I don’t watch much TV, and I watch even less news on TV, and so I don’t watch tons of Fox (although the few comments I receive tell me that I get all my info from Fox– which is sort of funny.  I don’t know… maybe they are getting THEIR ideas from ME!)  (that’s a joke, but the way).  Anyway, this AM I watched some Fox guy interview a Democrat member of Congress named Debbie Wasserman Schultz (I imagine there is supposed to be a hyphen in there somewhere, but I’m not certain).  The scene is worth writing about for two reasons– one because it is just so rare to see a Democrat on Fox, and second because of something related to the first reason–  she made a total ass of herself, because she was asked some real questions!  I must admit that I found myself wondering why any Dem would WANT to go on Fox–  why put yourself through real questions when you have a bunch of patsies in the ‘traditional media’ begging to give you puff airtime?  The Fox guy had the nerve to ask the question why the representative considers Medicare and Social Security to be ‘well-run programs’ when both are projected to be insolvent, Medicare in as short as 3 years?!!  The question came after she talked about all the money that government-run  health care will save, and the reporter asked her to give an example of something that government has taken over that saved money and runs well.

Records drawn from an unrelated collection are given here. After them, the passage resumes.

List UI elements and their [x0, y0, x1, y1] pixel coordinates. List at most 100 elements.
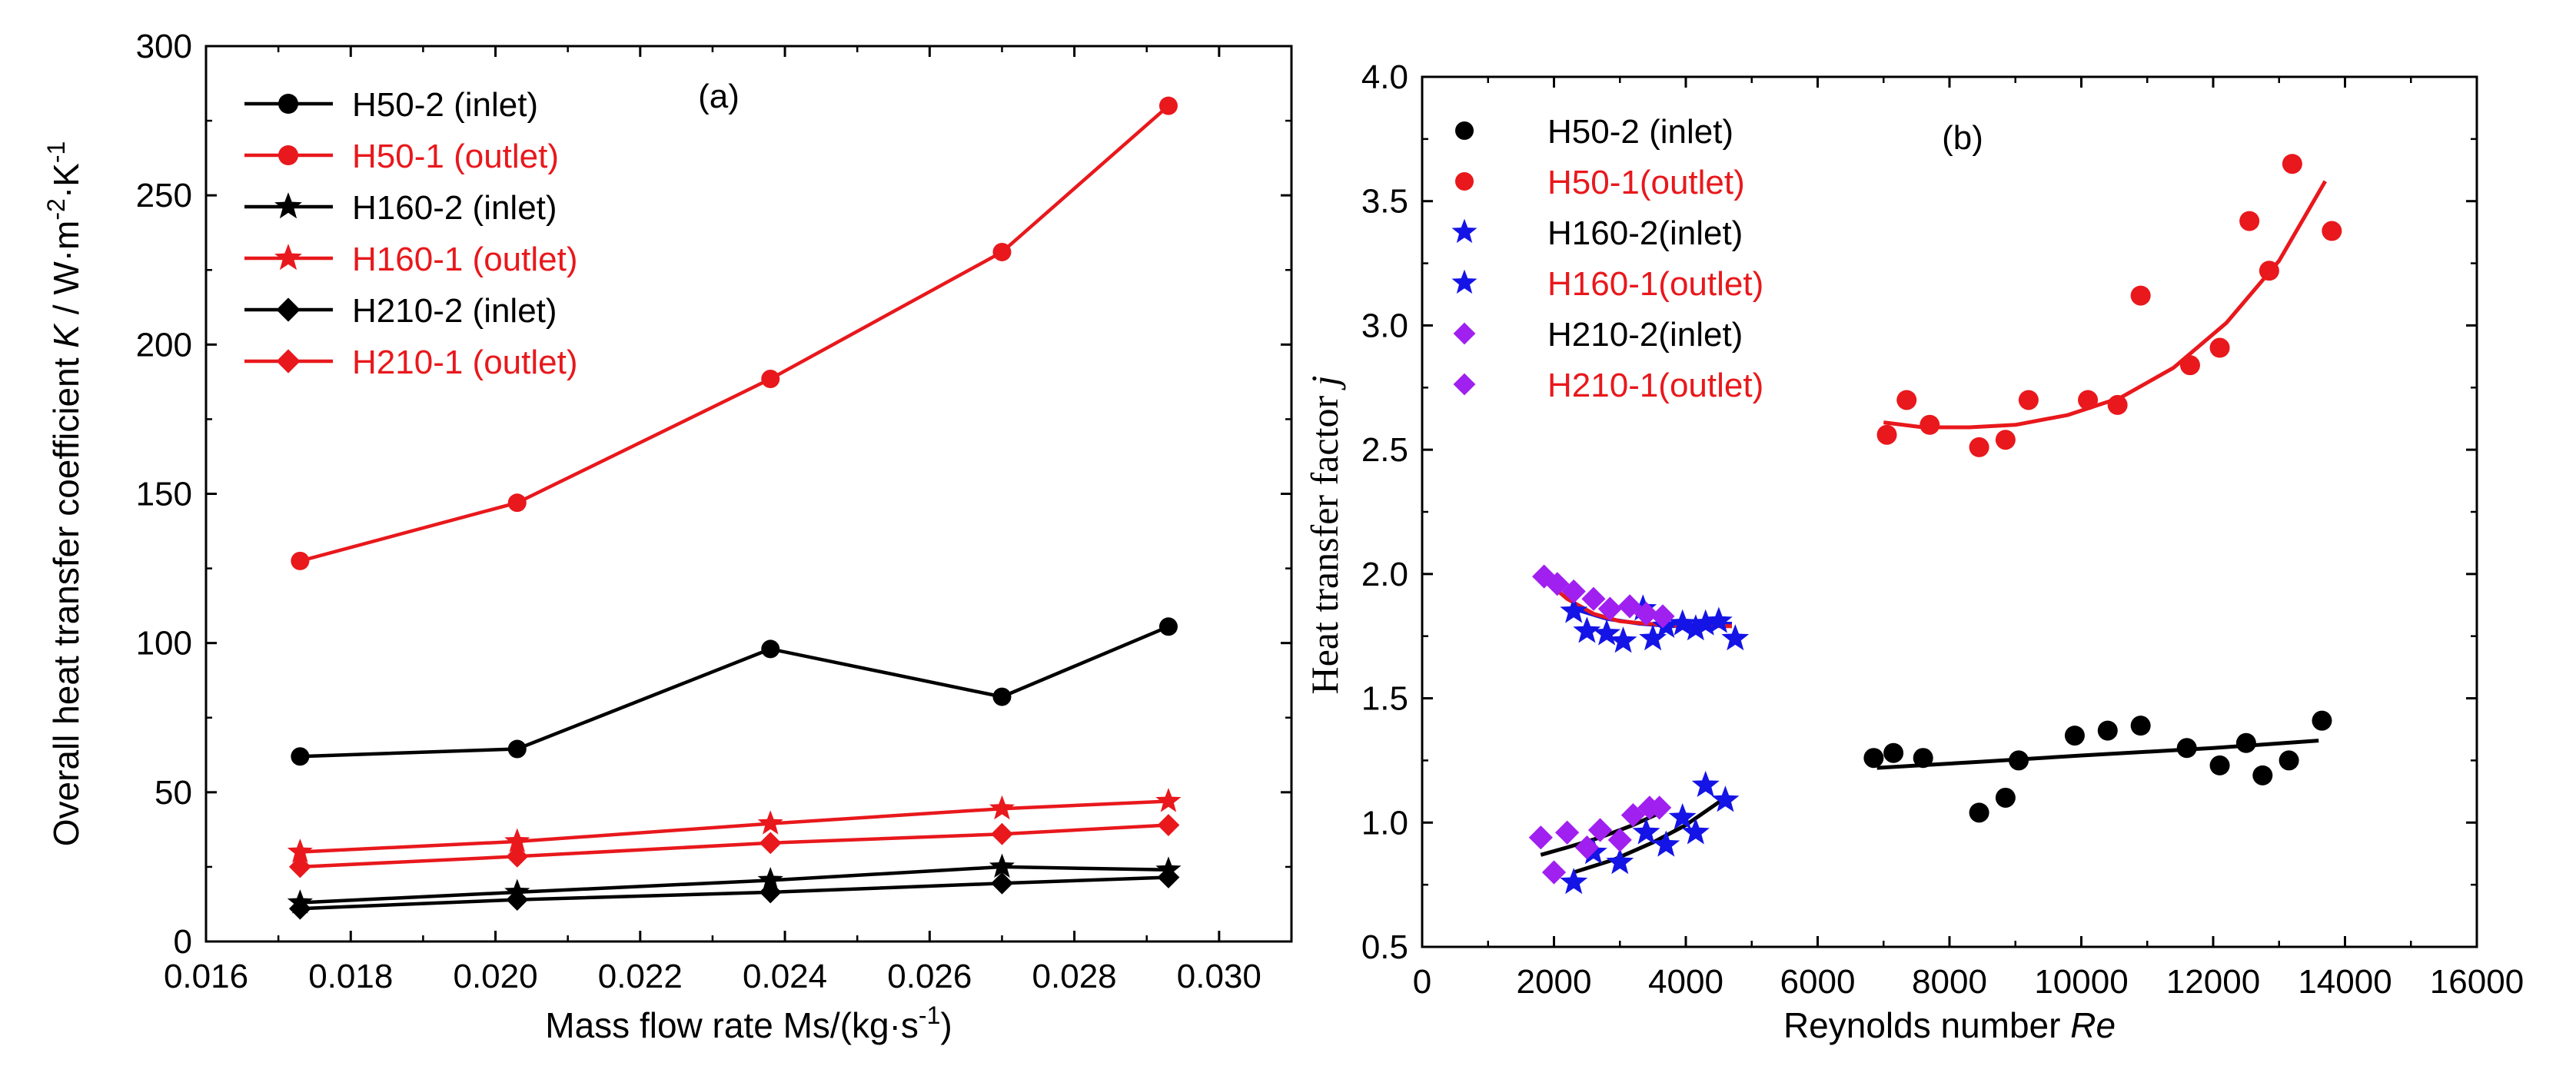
x-tick-label: 0.024 — [743, 958, 827, 995]
x-tick-label: 0.026 — [887, 958, 972, 995]
data-point — [2018, 390, 2039, 410]
data-point — [288, 897, 311, 920]
data-point — [1593, 619, 1620, 646]
data-point — [287, 839, 313, 863]
y-tick-label: 200 — [136, 326, 192, 364]
data-point — [1639, 624, 1667, 651]
data-point — [761, 639, 780, 659]
legend-label: H160-2 (inlet) — [352, 189, 557, 227]
data-point — [989, 795, 1015, 820]
data-point — [1721, 624, 1750, 651]
x-tick-label: 0.030 — [1177, 958, 1261, 995]
y-tick-label: 1.0 — [1361, 804, 1408, 842]
legend-label: H210-1(outlet) — [1547, 367, 1763, 404]
data-point — [291, 551, 310, 570]
data-point — [1691, 770, 1720, 797]
data-point — [2312, 710, 2332, 731]
data-point — [1574, 835, 1599, 860]
x-axis-label: Reynolds number Re — [1783, 1005, 2116, 1045]
legend-label: H210-2(inlet) — [1547, 316, 1743, 354]
legend-label: H50-2 (inlet) — [352, 86, 538, 124]
data-point — [1863, 748, 1884, 769]
x-axis-label: Mass flow rate Ms/(kg·s-1) — [545, 1001, 952, 1045]
x-tick-label: 0.022 — [598, 958, 683, 995]
x-tick-label: 0.028 — [1032, 958, 1117, 995]
data-point — [1158, 617, 1178, 636]
data-point — [759, 832, 782, 855]
data-point — [2209, 337, 2230, 358]
data-point — [1711, 785, 1740, 812]
data-point — [1647, 795, 1672, 820]
data-point — [2064, 726, 2085, 746]
x-tick-label: 10000 — [2034, 963, 2128, 1001]
legend-marker — [1453, 322, 1476, 345]
legend-marker — [278, 94, 298, 114]
data-point — [1876, 424, 1897, 445]
data-point — [1597, 596, 1622, 621]
y-tick-label: 250 — [136, 177, 192, 214]
legend-label: H50-1 (outlet) — [352, 138, 559, 175]
legend-marker — [276, 297, 301, 322]
data-point — [1883, 742, 1904, 763]
data-point — [1560, 868, 1588, 895]
data-point — [1528, 825, 1553, 850]
series-line — [300, 865, 1169, 905]
data-point — [288, 855, 311, 878]
legend-marker — [1455, 172, 1474, 191]
data-point — [2259, 261, 2279, 281]
x-tick-label: 0.016 — [164, 958, 248, 995]
data-point — [1607, 828, 1632, 852]
data-point — [506, 888, 529, 912]
y-axis-label: Heat transfer factor j — [1303, 375, 1346, 694]
data-point — [2239, 211, 2260, 231]
fit-curve — [1883, 180, 2327, 430]
data-point — [2179, 355, 2200, 376]
panel-a-chart: 0.016 0.018 0.020 0.022 0.024 0.026 0.028 0.030… — [42, 28, 1293, 1045]
data-point — [1681, 818, 1710, 845]
y-tick-label: 1.5 — [1361, 680, 1408, 718]
x-tick-label: 0 — [1413, 963, 1431, 1001]
data-point — [1668, 803, 1697, 830]
data-point — [761, 369, 780, 388]
data-point — [991, 822, 1013, 845]
data-point — [291, 747, 310, 766]
data-point — [1913, 748, 1933, 769]
legend-marker — [274, 244, 302, 271]
y-tick-label: 3.5 — [1361, 183, 1408, 221]
plot-frame — [1421, 75, 2478, 948]
data-point — [507, 493, 527, 513]
data-point — [757, 867, 783, 892]
data-point — [1632, 818, 1660, 845]
legend-label: H210-1 (outlet) — [352, 344, 577, 381]
data-point — [507, 739, 527, 759]
y-tick-label: 300 — [136, 28, 192, 65]
data-point — [992, 242, 1012, 261]
data-point — [1896, 390, 1917, 410]
data-point — [1573, 616, 1601, 643]
legend-marker — [278, 145, 298, 165]
data-point — [2107, 394, 2128, 415]
y-tick-label: 2.5 — [1361, 431, 1408, 469]
y-tick-label: 100 — [136, 625, 192, 663]
data-point — [2130, 285, 2151, 306]
y-tick-label: 0.5 — [1361, 928, 1408, 966]
x-tick-label: 2000 — [1517, 963, 1592, 1001]
legend-label: H160-1(outlet) — [1547, 265, 1763, 303]
data-point — [1587, 818, 1613, 842]
data-point — [1704, 606, 1733, 633]
x-tick-label: 0.020 — [453, 958, 537, 995]
data-point — [1969, 437, 1989, 457]
x-tick-label: 6000 — [1780, 963, 1856, 1001]
data-point — [989, 853, 1015, 878]
legend-label: H50-1(outlet) — [1547, 164, 1745, 201]
data-point — [2097, 720, 2118, 741]
y-tick-label: 2.0 — [1361, 556, 1408, 593]
panel-title: (a) — [698, 78, 740, 115]
data-point — [504, 828, 530, 852]
data-point — [992, 687, 1012, 706]
legend-marker — [274, 192, 302, 219]
data-point — [2252, 765, 2273, 785]
data-point — [2009, 750, 2029, 771]
data-point — [2235, 732, 2256, 753]
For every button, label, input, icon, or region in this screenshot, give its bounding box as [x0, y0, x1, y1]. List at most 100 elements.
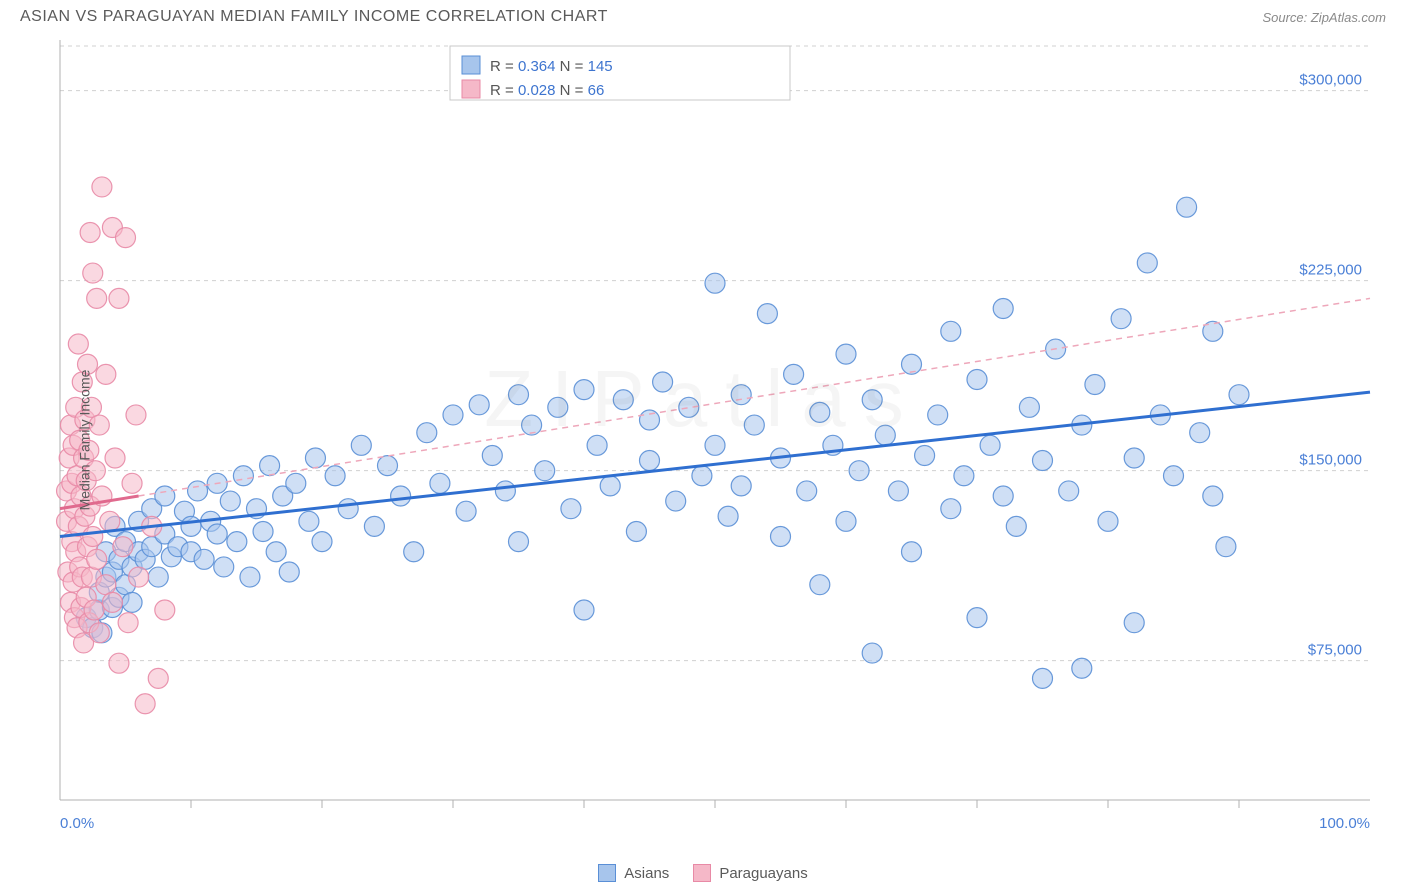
data-point	[122, 592, 142, 612]
data-point	[1033, 451, 1053, 471]
data-point	[404, 542, 424, 562]
stats-swatch	[462, 80, 480, 98]
stats-swatch	[462, 56, 480, 74]
data-point	[443, 405, 463, 425]
data-point	[1137, 253, 1157, 273]
data-point	[784, 364, 804, 384]
data-point	[430, 473, 450, 493]
data-point	[574, 380, 594, 400]
data-point	[83, 527, 103, 547]
data-point	[109, 653, 129, 673]
data-point	[96, 364, 116, 384]
data-point	[378, 456, 398, 476]
y-tick-label: $300,000	[1299, 72, 1362, 89]
data-point	[122, 473, 142, 493]
data-point	[495, 481, 515, 501]
data-point	[1177, 197, 1197, 217]
data-point	[148, 567, 168, 587]
source-prefix: Source:	[1262, 10, 1310, 25]
data-point	[312, 532, 332, 552]
data-point	[417, 423, 437, 443]
data-point	[148, 668, 168, 688]
data-point	[482, 445, 502, 465]
stats-row: R = 0.028 N = 66	[490, 82, 604, 99]
data-point	[666, 491, 686, 511]
data-point	[469, 395, 489, 415]
data-point	[902, 542, 922, 562]
data-point	[980, 435, 1000, 455]
data-point	[80, 223, 100, 243]
data-point	[84, 600, 104, 620]
data-point	[87, 549, 107, 569]
data-point	[1072, 658, 1092, 678]
data-point	[214, 557, 234, 577]
data-point	[810, 402, 830, 422]
data-point	[89, 623, 109, 643]
data-point	[1124, 613, 1144, 633]
data-point	[522, 415, 542, 435]
data-point	[155, 486, 175, 506]
series-asians	[76, 197, 1249, 688]
data-point	[967, 608, 987, 628]
data-point	[109, 288, 129, 308]
data-point	[100, 511, 120, 531]
correlation-scatter-chart: $75,000$150,000$225,000$300,0000.0%100.0…	[20, 30, 1386, 850]
data-point	[941, 321, 961, 341]
data-point	[771, 527, 791, 547]
x-end-label: 100.0%	[1319, 815, 1370, 832]
data-point	[1019, 397, 1039, 417]
data-point	[253, 521, 273, 541]
legend-label: Asians	[624, 865, 669, 882]
data-point	[126, 405, 146, 425]
data-point	[797, 481, 817, 501]
data-point	[548, 397, 568, 417]
data-point	[1164, 466, 1184, 486]
data-point	[535, 461, 555, 481]
data-point	[92, 177, 112, 197]
data-point	[731, 385, 751, 405]
data-point	[260, 456, 280, 476]
data-point	[116, 228, 136, 248]
data-point	[993, 299, 1013, 319]
x-start-label: 0.0%	[60, 815, 94, 832]
legend-swatch	[598, 864, 616, 882]
data-point	[626, 521, 646, 541]
data-point	[888, 481, 908, 501]
data-point	[155, 600, 175, 620]
data-point	[286, 473, 306, 493]
data-point	[351, 435, 371, 455]
data-point	[600, 476, 620, 496]
data-point	[967, 369, 987, 389]
data-point	[305, 448, 325, 468]
data-point	[587, 435, 607, 455]
data-point	[391, 486, 411, 506]
data-point	[118, 613, 138, 633]
legend-label: Paraguayans	[719, 865, 807, 882]
data-point	[574, 600, 594, 620]
series-legend: Asians Paraguayans	[0, 864, 1406, 882]
series-paraguayans	[57, 177, 175, 714]
data-point	[220, 491, 240, 511]
data-point	[194, 549, 214, 569]
data-point	[849, 461, 869, 481]
data-point	[509, 532, 529, 552]
data-point	[1111, 309, 1131, 329]
y-axis-label: Median Family Income	[76, 370, 92, 511]
data-point	[1229, 385, 1249, 405]
data-point	[757, 304, 777, 324]
source-name: ZipAtlas.com	[1311, 10, 1386, 25]
data-point	[96, 575, 116, 595]
y-tick-label: $225,000	[1299, 262, 1362, 279]
y-tick-label: $150,000	[1299, 452, 1362, 469]
data-point	[1085, 375, 1105, 395]
data-point	[993, 486, 1013, 506]
data-point	[129, 567, 149, 587]
data-point	[640, 410, 660, 430]
data-point	[266, 542, 286, 562]
data-point	[836, 344, 856, 364]
data-point	[338, 499, 358, 519]
data-point	[744, 415, 764, 435]
data-point	[810, 575, 830, 595]
data-point	[279, 562, 299, 582]
data-point	[135, 694, 155, 714]
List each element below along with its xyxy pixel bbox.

To her credit, the representative didn’t storm off, as Barney does whenever he is asked a real question.  Barney.  BARNEY.  Baaaarrrrrnnney.  Who names a kid Barney, anyway?  She didn’t storm off, but she did toss her head back and laugh, laugh, laugh– such a silly topic, after all, the bankrupting of a country.   THAT’S a good one– a real knee-slapper!  Who is worse here– the dems in Congress for avoiding the tough questions, or the media for not asking them anymore?   Not that it matters– they’re both out for the same thing anyway.

Another clueless 'commander in chief'

Another clueless 'commander in chief'

Then I flipped channels and heard a quick update on obama’s day.  Did you hear, by the way, about the helicopter crashes in Afghanistan that left a number of our servicemen dead?  The worst loss of life for our soldiers in Afghanistan in over 4 years.  It is a horrible thing when you have an indecisive, ego-driven commander in chief at a time when servicemen and women are dying in battle.  Horrible.  Us older folks remember the Iran hostages, under Carter– he finally tried a rescue, and our military was in such disarray that the rescue helicopters crashed before even getting to Iran!  Funny how getting obama is like coming full circle, to where carter left off.   Today, obama started with– get this– another MEETING about Afghanistan.  We were told a couple weeks ago he was done with the meeting stage and was in the thinking stage.  Now we are back to meetings again.  As I’ve said before, think about all of his ‘present’ votes– he cannot decide on a vote, so how will he decide as commander?  Could you imagine him in uniform, having to ACT– like, today?  He would need to hold a meeting to decide whether to shoot back!

He was to spend an hour at this ‘meeting’ about WAR, then off to Florida to talk up his policies to troops and citizens, and then to a big-wheeled dinner tonight to raise some bucks for the cause.  More campaigning tomorrow.  I suppose I should be grateful he found an hour to spend on the meeting!

So– for taking an hour to meet about a war where our men and women are dying, Thanks, obama!